Probably the day my daughter nearly died in front of my eyes from throwing up blood and having to stay up all night every night for 2 weeks to make sure that she wouldn't bleed to death in her sleep, and watching blood trickle out of the corner of her mouth as she slept. Yeah, I'd have to say that shit fucked me up for quite awhile. Before that happened she had encephalitis and had a 50/50 prognosis. Life is a fragile thing Harry, one minute your chewing on a burger, the next minute, you're pushing up daisies.
 
Probably the day my daughter nearly died in front of my eyes from throwing up blood and having to stay up all night every night for 2 weeks to make sure that she wouldn't bleed to death in her sleep, and watching blood trickle out of the corner of her mouth as she slept. Yeah, I'd have to say that shit fucked me up for quite awhile. Before that happened she had encephalitis and had a 50/50 prognosis. Life is a fragile thing Harry, one minute your chewing on a burger, the next minute, you're dead meat.
 
I dunno, if she dies Im really gonna be lost, I have no idea where Im supposed to go or do, and how the hell Ill ever forgive myself.......Im not sitting here being utterly depressed, drowning myself in booze, Im moving on, trying to help her, workign hard on each day, but that dull disgusting feeling in the pit of my stomach, mor elike my soul I don't think is ever really gonna fade
 
Austin316 said:
I dunno, if she dies Im really gonna be lost, I have no idea where Im supposed to go or do, and how the hell Ill ever forgive myself.......Im not sitting here being utterly depressed, drowning myself in booze, Im moving on, trying to help her, workign hard on each day, but that dull disgusting feeling in the pit of my stomach, mor elike my soul I don't think is ever really gonna fade

Darlin' go talk to a professional. Seriously... you are facing some very serious difficulties and regardless of how alone you feel - YOU ARE NOT.
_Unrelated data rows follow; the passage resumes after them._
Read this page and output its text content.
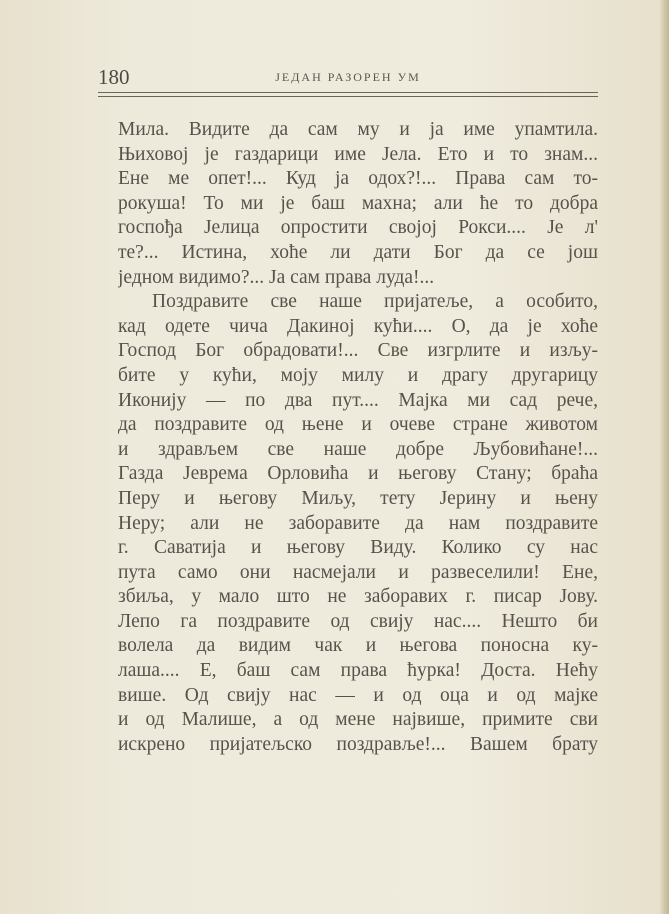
180	ЈЕДАН РАЗОРЕН УМ
Мила. Видите да сам му и ја име упамтила.
Њиховој је газдарици име Јела. Ето и то знам...
Ене ме опет!... Куд ја одох?!... Права сам то-
рокуша! То ми је баш махна; али ће то добра
госпођа Јелица опростити својој Рокси.... Је л'
те?... Истина, хоће ли дати Бог да се још
једном видимо?... Ја сам права луда!...
Поздравите све наше пријатеље, а особито,
кад одете чича Дакиној кући.... О, да је хоће
Господ Бог обрадовати!... Све изгрлите и изљу-
бите у кући, моју милу и драгу другарицу
Иконију — по два пут.... Мајка ми сад рече,
да поздравите од њене и очеве стране животом
и здрављем све наше добре Љубовићане!...
Газда Јеврема Орловића и његову Стану; браћа
Перу и његову Миљу, тету Јерину и њену
Неру; али не заборавите да нам поздравите
г. Саватија и његову Виду. Колико су нас
пута само они насмејали и развеселили! Ене,
збиља, у мало што не заборавих г. писар Јову.
Лепо га поздравите од свију нас.... Нешто би
волела да видим чак и његова поносна ку-
лаша.... Е, баш сам права ћурка! Доста. Нећу
више. Од свију нас — и од оца и од мајке
и од Малише, а од мене највише, примите сви
искрено пријатељско поздравље!... Вашем брату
Please go find a competent counselor and talk to them. They will not be able to give you answers... sometimes there just aren't any. But they will help to ease your burdens and help you to gain insight into how to effectively cope with such tremendous grief.

Alcohol will only numb pain for a short time. When the buzz leaves, the same problems will still be present.

Go talk to someone.... I sincerely hope that you can find comfort and strength soon.
 
I would never turn to alchohol, and Id d nothing to endanger myself, I would never do something that would hurt my family, freinds, or gf liek that, I gotta be here for em, I gotta be the strong one with her, its just how it is Ill live and move on
 
Austin316 said:
I would never turn to alchohol, and Id d nothing to endanger myself, I would never do something that would hurt my family, freinds, or gf liek that, I gotta be here for em, I gotta be the strong one with her, its just how it is Ill live and move on

Wouldn't it be better for you and your family if you had help to carry your burden? If you were a member of your family that you loved and you knew of their suffering, wouldn't you want THEM to have help?

Only wishing you comfort and strength...
 
Going to my family is not an option, my friends know, but Im not gonna risk shaming my parents
 
Austin316 said:
Going to my family is not an option, my friends know, but Im not gonna risk shaming my parents
First off your parents love you. I bet they would be more hurt if they found out you DID NOT come to them at a time when you truly needed them most. And I am not saying this to hurt you. Only speaking from the perspective of a loving parent myself - thinking how I would feel if you were my son. I make these comments with the utmost respect for you and your family. If I am out of line, I apologize. Those were not my intentions.

But if you still feel you can not, then might I reiterate my original suggestion of seeking counseling? Your friends might be a wonderful support system, but that doesn't mean that speaking with a trained professional might not do you a world of good.

Okay, I will stop harrassing you now... :)
 
The mere fact I got someone pregnant would be what greatly dissapoints them, Im sure they would understand considering the circumstance the need for an abortion even though my mother HATES the concept
 
I don't mean to be a dick, but I have to say this is one of the all time gayest threads i've seen.